By Barbara Floria, Pure Matters

Arthritis is a general term for more than 100 rheumatic diseases. More than 46 million Americans reported having diagnosed arthritis or chronic joint symptoms in a survey conducted by the Centers for Disease Control and Prevention (CDC).

Arthritis can affect the joints, muscles, connective tissues, skin and organs. The most obvious warning signs are pain, swelling, stiffness or problems moving one or more joints.

Although there's no cure for arthritis, the symptoms can be treated effectively in many cases. Here are some proven treatments:

The right kind of exercise

Daily exercise is an important part of arthritis treatment. It helps build and preserve muscle strength, protects joints from further stress, and keeps them flexible. An effective exercise program consists of these three types of exercises:

  • Range-of-motion exercises to keep muscles and joints flexible.
  • Aerobic exercises to promote cardiovascular conditioning, overall fitness, and help manage weight.
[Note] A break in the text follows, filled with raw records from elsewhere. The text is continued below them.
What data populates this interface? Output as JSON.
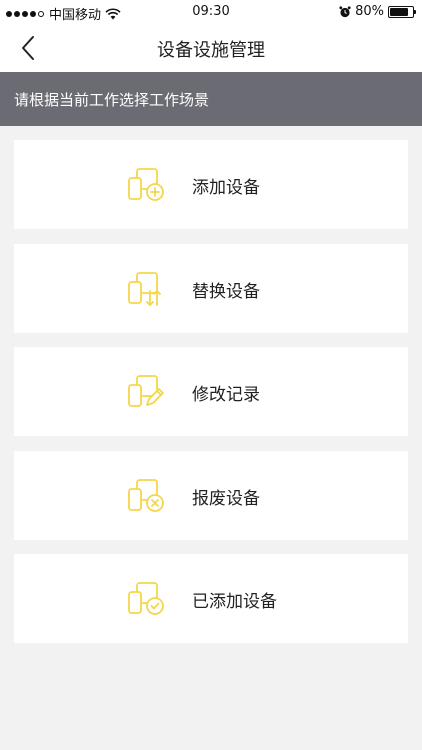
{
  "status_bar": {
    "carrier": "中国移动",
    "time": "09:30",
    "battery": "80%",
    "battery_level": 0.8
  },
  "nav": {
    "title": "设备设施管理",
    "back_icon": "chevron-left-icon"
  },
  "hint": "请根据当前工作选择工作场景",
  "accent_color": "#f5d64a",
  "cards": [
    {
      "label": "添加设备",
      "icon": "add-device-icon"
    },
    {
      "label": "替换设备",
      "icon": "replace-device-icon"
    },
    {
      "label": "修改记录",
      "icon": "edit-record-icon"
    },
    {
      "label": "报废设备",
      "icon": "scrap-device-icon"
    },
    {
      "label": "已添加设备",
      "icon": "added-device-icon"
    }
  ]
}
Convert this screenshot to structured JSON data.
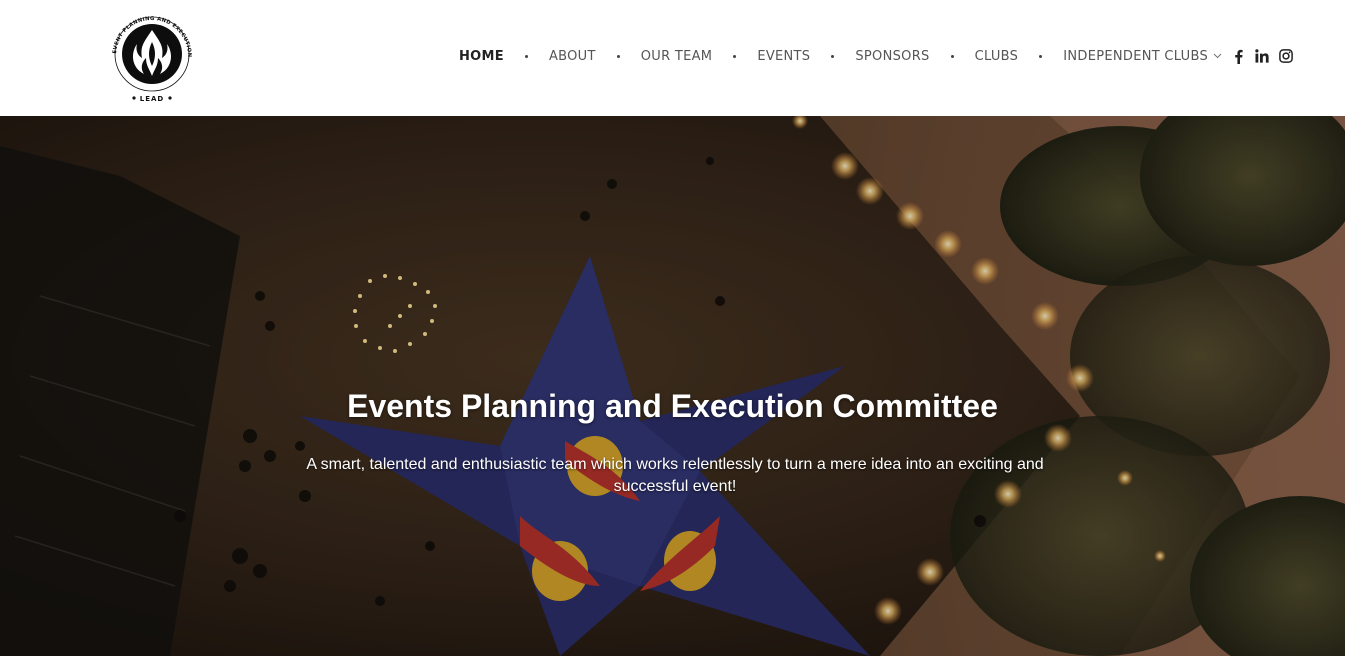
{
  "brand": {
    "logo_ring_text": "EVENT PLANNING AND EXECUTION COMMITTEE",
    "logo_bottom_text": "LEAD"
  },
  "nav": {
    "items": [
      {
        "label": "HOME",
        "active": true
      },
      {
        "label": "ABOUT",
        "active": false
      },
      {
        "label": "OUR TEAM",
        "active": false
      },
      {
        "label": "EVENTS",
        "active": false
      },
      {
        "label": "SPONSORS",
        "active": false
      },
      {
        "label": "CLUBS",
        "active": false
      },
      {
        "label": "INDEPENDENT CLUBS",
        "active": false,
        "has_dropdown": true
      }
    ],
    "social": [
      "facebook-icon",
      "linkedin-icon",
      "instagram-icon"
    ]
  },
  "hero": {
    "title": "Events Planning and Execution Committee",
    "subtitle": "A smart, talented and enthusiastic team which works relentlessly to turn a mere idea into an exciting and successful event!"
  },
  "colors": {
    "nav_text": "#555555",
    "nav_active": "#222222",
    "hero_text": "#ffffff",
    "tent": "#2c2f6b"
  }
}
The exercises should be low impact, such as walking, swimming, bicycling, or cross-country skiing. Cross-training programs involving low-impact activities are recommended.
  • Strengthening exercises to build supporting muscles so they can absorb stress on joints and keep them stable.

Talk to your doctor or physical therapist about the activities within each category that are right for you.

Losing weight

Excess weight can put stress on weight-bearing joints and increase wear and tear on the cartilage that cushions joints. Research has found a connection between obesity and osteoarthritis of the knee and hips. And because overweight people often are less active, they're susceptible to joint stiffening.
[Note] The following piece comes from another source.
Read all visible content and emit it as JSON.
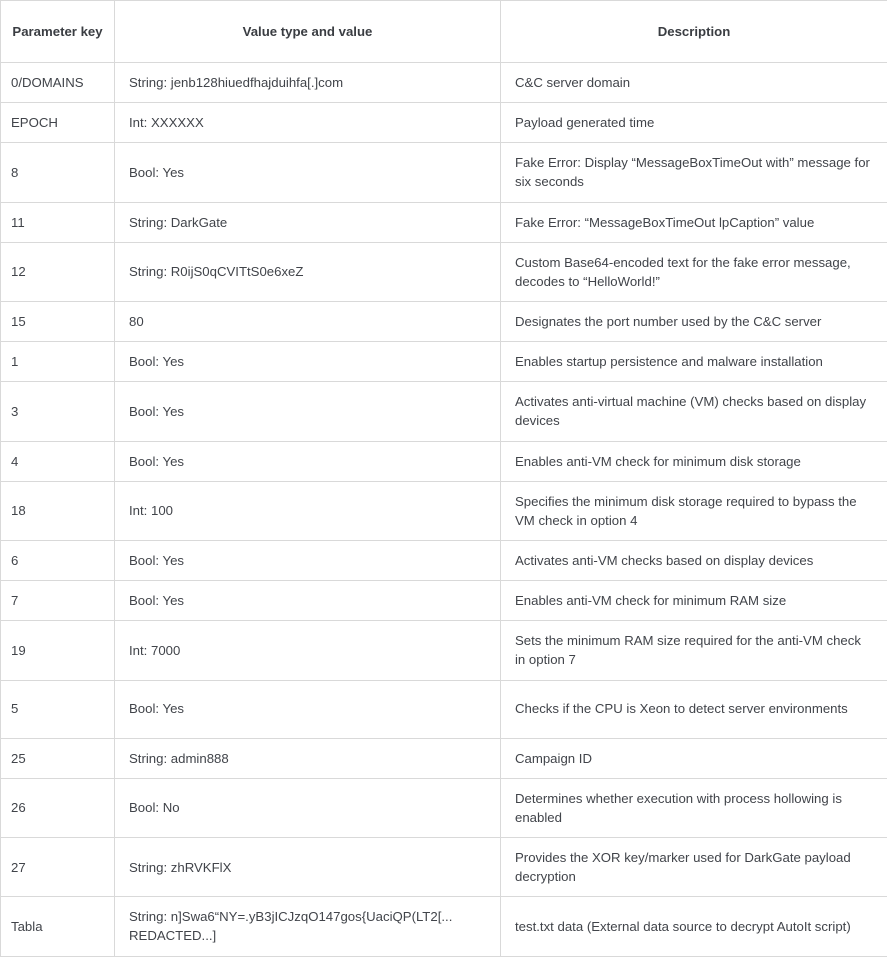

If you're 10 pounds or more overweight, try to slim down by exercising, reducing your fat consumption, and eating a healthy, balanced diet.
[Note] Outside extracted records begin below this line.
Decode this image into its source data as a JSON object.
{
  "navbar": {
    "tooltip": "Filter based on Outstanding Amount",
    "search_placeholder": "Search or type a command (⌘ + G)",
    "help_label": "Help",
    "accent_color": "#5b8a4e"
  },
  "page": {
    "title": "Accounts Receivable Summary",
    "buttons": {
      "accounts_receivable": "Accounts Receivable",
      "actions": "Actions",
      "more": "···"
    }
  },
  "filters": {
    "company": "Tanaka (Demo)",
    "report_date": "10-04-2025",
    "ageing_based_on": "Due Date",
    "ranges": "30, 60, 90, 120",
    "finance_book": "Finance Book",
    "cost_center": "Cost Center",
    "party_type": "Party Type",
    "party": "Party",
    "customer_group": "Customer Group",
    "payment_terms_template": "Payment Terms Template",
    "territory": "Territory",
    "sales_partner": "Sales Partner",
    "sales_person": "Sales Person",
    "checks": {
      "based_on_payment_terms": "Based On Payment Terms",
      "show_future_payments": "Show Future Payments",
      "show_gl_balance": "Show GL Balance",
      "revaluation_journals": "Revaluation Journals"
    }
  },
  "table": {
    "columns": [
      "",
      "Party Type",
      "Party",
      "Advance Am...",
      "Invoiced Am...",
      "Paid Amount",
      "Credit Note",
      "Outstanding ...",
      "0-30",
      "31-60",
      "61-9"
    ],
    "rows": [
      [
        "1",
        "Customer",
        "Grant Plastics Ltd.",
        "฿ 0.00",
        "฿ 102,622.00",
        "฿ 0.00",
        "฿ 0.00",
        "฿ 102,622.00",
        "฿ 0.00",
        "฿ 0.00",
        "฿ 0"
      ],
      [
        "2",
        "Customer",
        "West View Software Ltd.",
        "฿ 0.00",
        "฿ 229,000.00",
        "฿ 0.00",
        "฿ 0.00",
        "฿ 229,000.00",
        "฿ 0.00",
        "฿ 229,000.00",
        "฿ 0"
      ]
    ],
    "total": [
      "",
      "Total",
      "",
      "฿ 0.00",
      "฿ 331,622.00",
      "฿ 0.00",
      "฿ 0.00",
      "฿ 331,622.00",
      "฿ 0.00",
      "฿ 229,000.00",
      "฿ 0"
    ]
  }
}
The goals of treatments are to control pain, improve function, and slow the progress of the disease. Many drugs are used to treat arthritis. These are the most common:

  • Analgesics. These drugs reduce pain but not inflammation. Acetaminophen is an analgesic available without a prescription and is often combined with other analgesics. Prescription analgesics include opiates such as codeine, hydrocodone, oxycodone, and propoxyphene hydrochloride. Tramadol is a drug that is similar to opiates but has less potential for abuse and addiction.
  • Nonsteroidal anti-inflammatory drugs (NSAIDs). These drugs relieve pain and inflammation by slowing down the body's production of prostaglandins. The most commonly used over-the-counter (OTC) NSAIDs are aspirin and ibuprofen. Other NSAIDs are naproxen, naproxen sodium, and meloxicam. Specific treatment will be determined by your doctor based on your overall health and medical history. Other stronger NSAIDS may be available by prescription.
  • Disease modifying anti-rheumatic drugs. These drugs are used for rheumatoid arthritis and are given only under a health care provider's close supervision. Examples include leflunomide (Arava®), hydroxychloroquine (Plaquenil®), methotrexate and chlorambucil (Leukeran®) and sulfasalazine (Azulfidine®).
  • Biologic response modifier drugs (BRMs). BRMs are made from living sources, such as cell cultures, and they block the reaction of tumor necrosis factor, an immune system protein. BRMs are monoclonal antibodies that specifically target tumor necrosis factor, which is associated with rheumatoid arthritis and some other autoimmune diseases. These drugs are injected or given intravenously. Examples of these drugs are etanercept (Enbrel®), infliximab (Remicade®), adalimumab (Humira®) and anakinra (Kineret®). These drugs have been associated with an increased risk of lymphoma. Because of this, the benefits must be carefully weighed against the risks.
  • Two medications specifically for OA of the knee are sodium hyaluronate (Hyalgan® and Supartz®) and hylan G-F20 (Synvisc®). These drugs, which are injected into the joint, are fluids similar to a substance that normally lubricates and nourishes a joint. They relieve pain in the joint for six months to a year.
  • Corticosteroids. These potent anti-inflammatory medications provide relief initially but may produce troublesome side effects such as calcium loss from bone, weight gain, cataracts and abnormalities in glucose regulation with long-term use. These are given only under a doctor's close supervision.

Stress reduction

Research has shown that people with arthritis benefit from educational programs that teach them how to stay active and practice pain and stress management. They get up to 80 percent more relief from pain and joint tenderness than they can get from using medication alone.

Heat and cold

Applying heat or cold can temporarily reduce arthritis pain. This treatment is especially helpful before and after exercise. Most people with arthritis respond more positively to cold packs than to heat when active inflammation produces severe pain and joint swelling.

Physical and occupational therapy

Physical therapists teach prescribed muscle-strengthening and range-of-motion exercises. They also teach ways to control pain without medication. Occupational therapists teach how to use self-help devices and reduce strain on joints.


People with severe arthritis may need joint replacement or joint resurfacing procedures performed by an orthopedic surgeon.